Benefits of Physical Activity
The benefits of physical activity are numerous. Exercisers have fewer falls and fractures and more stamina and strength, according to the Centers for Disease Control and Prevention. And physical activity does not need to be strenuous to achieve health benefits.
Older adults with arthritic pain often find relief engaging in aquatic therapy programs. Three times a week Kendal resident Pauline Freas participates in a water aerobic class, then relaxes for about 10 minutes in the 95-degree therapy pool.
“I think it’s a wonderful program,” says Pauline, who hopes the regular exercise will avert surgery for back and shoulder pain.
All About Tai Chi
Meditation, yoga and tai chi appeal to men and women looking for a more holistic activity.

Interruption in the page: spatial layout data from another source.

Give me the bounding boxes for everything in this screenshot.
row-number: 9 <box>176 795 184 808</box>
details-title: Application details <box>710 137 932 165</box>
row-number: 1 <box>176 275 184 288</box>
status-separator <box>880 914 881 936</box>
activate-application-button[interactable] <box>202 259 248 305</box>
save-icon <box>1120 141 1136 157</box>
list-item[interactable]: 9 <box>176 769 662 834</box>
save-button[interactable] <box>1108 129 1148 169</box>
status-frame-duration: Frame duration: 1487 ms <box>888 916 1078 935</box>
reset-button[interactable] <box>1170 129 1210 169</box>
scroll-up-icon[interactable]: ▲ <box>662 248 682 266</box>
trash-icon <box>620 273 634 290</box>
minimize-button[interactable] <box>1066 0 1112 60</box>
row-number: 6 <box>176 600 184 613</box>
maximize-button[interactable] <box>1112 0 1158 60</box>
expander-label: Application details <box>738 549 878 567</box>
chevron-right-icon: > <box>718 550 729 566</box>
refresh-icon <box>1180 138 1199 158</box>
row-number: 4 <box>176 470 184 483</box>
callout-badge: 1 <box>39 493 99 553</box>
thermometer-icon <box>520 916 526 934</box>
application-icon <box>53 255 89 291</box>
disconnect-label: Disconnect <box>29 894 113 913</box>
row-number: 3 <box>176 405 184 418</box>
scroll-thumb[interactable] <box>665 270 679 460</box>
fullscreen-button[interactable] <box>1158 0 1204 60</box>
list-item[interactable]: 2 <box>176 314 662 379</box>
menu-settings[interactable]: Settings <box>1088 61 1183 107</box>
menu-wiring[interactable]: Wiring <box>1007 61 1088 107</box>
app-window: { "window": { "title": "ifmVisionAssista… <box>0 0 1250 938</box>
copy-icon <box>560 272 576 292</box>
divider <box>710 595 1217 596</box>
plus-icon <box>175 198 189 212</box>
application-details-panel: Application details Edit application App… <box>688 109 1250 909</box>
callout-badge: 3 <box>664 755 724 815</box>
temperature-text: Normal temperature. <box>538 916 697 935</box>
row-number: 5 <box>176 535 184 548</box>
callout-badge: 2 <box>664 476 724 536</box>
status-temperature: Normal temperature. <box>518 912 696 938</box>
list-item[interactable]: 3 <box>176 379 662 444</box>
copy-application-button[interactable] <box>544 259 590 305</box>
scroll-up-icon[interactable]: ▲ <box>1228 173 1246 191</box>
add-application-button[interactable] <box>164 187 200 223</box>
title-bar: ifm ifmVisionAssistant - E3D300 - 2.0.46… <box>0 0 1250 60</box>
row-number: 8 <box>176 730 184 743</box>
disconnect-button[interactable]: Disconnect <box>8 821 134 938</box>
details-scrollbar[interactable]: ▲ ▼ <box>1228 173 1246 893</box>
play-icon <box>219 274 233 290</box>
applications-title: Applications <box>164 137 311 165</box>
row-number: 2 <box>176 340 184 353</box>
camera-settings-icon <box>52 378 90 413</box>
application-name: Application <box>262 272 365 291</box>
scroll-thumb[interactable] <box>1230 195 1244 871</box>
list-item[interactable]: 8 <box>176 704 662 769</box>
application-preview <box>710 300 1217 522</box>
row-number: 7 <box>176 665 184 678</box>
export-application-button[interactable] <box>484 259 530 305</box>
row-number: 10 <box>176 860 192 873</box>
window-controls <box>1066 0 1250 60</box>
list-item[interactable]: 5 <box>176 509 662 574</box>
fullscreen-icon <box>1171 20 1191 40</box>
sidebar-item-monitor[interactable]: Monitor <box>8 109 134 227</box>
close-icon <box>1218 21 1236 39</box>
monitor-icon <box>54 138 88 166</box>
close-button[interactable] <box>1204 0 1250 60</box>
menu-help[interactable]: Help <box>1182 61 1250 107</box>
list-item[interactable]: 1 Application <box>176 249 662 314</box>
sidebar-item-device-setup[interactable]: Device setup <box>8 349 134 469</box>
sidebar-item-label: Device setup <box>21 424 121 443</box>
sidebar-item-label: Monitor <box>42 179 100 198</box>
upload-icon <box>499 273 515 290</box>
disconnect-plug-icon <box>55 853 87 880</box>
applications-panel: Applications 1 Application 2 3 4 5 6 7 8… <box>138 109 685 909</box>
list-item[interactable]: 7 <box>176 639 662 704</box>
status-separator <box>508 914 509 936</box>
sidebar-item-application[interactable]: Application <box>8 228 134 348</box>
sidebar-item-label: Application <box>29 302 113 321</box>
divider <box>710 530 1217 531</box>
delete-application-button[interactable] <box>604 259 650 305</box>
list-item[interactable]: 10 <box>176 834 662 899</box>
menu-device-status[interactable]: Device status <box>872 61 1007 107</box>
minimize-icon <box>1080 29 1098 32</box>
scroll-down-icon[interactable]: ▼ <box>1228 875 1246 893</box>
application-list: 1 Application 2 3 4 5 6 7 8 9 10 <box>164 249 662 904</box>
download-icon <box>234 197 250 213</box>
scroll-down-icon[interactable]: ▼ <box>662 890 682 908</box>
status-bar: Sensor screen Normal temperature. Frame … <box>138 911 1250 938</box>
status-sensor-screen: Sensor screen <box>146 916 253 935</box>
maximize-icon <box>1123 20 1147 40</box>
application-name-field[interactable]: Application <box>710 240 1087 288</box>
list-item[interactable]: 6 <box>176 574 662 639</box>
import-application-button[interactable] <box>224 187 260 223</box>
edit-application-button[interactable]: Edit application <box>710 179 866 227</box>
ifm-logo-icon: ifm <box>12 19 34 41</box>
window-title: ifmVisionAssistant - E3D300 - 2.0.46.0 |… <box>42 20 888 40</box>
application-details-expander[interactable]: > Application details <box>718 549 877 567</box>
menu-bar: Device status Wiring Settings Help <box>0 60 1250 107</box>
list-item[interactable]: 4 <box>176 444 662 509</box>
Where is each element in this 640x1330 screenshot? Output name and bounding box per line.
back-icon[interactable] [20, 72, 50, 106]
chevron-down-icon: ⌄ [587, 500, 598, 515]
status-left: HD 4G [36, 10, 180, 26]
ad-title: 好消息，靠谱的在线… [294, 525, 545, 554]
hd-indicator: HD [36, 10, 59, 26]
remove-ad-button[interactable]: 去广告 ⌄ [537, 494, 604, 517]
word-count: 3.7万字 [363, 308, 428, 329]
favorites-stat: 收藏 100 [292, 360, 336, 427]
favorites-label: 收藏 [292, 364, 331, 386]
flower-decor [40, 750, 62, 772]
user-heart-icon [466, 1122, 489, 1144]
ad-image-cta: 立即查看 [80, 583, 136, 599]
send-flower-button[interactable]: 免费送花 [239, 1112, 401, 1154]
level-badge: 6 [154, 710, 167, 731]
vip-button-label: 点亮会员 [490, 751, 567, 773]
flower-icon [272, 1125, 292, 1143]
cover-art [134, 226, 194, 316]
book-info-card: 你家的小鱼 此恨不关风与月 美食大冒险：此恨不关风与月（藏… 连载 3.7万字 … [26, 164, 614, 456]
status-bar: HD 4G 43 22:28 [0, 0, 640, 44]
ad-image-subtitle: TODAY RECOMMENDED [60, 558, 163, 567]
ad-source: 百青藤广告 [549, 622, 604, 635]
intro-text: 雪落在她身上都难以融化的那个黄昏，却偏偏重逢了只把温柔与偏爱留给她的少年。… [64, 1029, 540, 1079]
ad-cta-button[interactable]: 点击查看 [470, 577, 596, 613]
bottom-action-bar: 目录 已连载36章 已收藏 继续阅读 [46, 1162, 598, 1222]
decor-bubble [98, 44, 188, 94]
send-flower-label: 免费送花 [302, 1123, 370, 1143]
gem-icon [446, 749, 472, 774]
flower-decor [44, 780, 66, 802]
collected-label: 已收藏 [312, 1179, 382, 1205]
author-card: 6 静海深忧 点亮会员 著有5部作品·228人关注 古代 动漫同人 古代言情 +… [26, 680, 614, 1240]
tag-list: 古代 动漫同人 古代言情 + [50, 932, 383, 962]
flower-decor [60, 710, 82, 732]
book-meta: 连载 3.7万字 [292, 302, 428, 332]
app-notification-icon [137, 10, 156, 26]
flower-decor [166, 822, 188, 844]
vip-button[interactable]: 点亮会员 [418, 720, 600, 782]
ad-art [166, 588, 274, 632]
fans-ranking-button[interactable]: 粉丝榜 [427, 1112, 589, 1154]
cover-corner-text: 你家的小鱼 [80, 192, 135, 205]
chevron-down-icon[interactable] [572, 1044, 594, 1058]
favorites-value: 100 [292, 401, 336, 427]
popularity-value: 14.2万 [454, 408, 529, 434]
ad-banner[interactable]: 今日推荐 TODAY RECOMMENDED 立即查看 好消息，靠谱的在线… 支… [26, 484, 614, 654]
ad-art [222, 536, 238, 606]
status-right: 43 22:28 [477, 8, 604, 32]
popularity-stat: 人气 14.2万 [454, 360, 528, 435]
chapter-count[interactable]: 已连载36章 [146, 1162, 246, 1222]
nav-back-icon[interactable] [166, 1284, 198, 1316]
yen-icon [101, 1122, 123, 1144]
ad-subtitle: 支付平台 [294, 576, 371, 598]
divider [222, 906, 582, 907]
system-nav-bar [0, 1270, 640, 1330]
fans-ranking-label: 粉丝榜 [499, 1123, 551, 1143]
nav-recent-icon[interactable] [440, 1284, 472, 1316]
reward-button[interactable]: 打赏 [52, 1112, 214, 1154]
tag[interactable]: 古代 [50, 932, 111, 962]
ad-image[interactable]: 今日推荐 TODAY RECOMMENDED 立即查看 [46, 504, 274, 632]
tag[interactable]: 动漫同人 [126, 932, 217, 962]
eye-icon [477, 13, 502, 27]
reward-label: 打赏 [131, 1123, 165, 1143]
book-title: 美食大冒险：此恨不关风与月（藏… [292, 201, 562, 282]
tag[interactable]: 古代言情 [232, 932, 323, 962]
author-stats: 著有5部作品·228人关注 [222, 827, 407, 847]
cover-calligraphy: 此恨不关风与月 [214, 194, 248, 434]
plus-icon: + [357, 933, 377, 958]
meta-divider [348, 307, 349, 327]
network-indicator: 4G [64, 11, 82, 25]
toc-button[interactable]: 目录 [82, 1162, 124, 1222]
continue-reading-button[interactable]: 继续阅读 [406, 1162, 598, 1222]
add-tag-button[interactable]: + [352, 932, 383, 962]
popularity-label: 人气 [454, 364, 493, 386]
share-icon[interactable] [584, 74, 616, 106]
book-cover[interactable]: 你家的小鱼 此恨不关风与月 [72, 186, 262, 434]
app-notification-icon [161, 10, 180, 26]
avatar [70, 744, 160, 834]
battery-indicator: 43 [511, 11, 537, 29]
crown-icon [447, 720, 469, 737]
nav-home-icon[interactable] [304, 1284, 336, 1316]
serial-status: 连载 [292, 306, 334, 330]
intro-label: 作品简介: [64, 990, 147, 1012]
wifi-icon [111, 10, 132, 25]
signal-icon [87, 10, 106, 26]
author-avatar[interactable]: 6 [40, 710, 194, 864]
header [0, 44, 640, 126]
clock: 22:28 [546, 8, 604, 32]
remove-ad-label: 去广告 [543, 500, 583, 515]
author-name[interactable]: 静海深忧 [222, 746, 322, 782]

“Tai Chi is repetitive but it can be somewhat challenging to learn,” says Kendal Wellness Coordinator Jill Connone. “Once you have the muscle memory down it is time to start on the meditation part of it.”
Tai Chi calms your mind and centers your energy, and helps relieve built up tension and stress. There are also physical benefits of the practice. All the movements are designed to improve the flow of chi—or energy—in the body.
“The two main aspects of Tai Chi that are brought out are balance and coordination, plus strength because you are moving very slowly,” Connone says. “Most of those in my class have felt that the largest improvement is in their balance since they are moving slowly and shifting weight.”
For those who like to exercise in groups, physical activity can have an additional benefit: increased socialization. Organized programs like group exercise classes give older adults the opportunity to socialize with other people of similar age or skill sets and can be rewarding and motivating, says Deborah Redder, a national fitness program director for SilverSneakers.
And just a small amount of exercise may improve your ability to think, according to a study by the University of Kansas Alzheimer’s Disease Center, published in the New York Times.
The researchers recruited 101 sedentary adults at least 65 years of age, who were generally healthy with no signs of cognitive impairment. They found that most of the exercisers showed improvements in their thinking skills. But the gains were about the same whether people had exercised for 75 minutes a week or 225 minutes.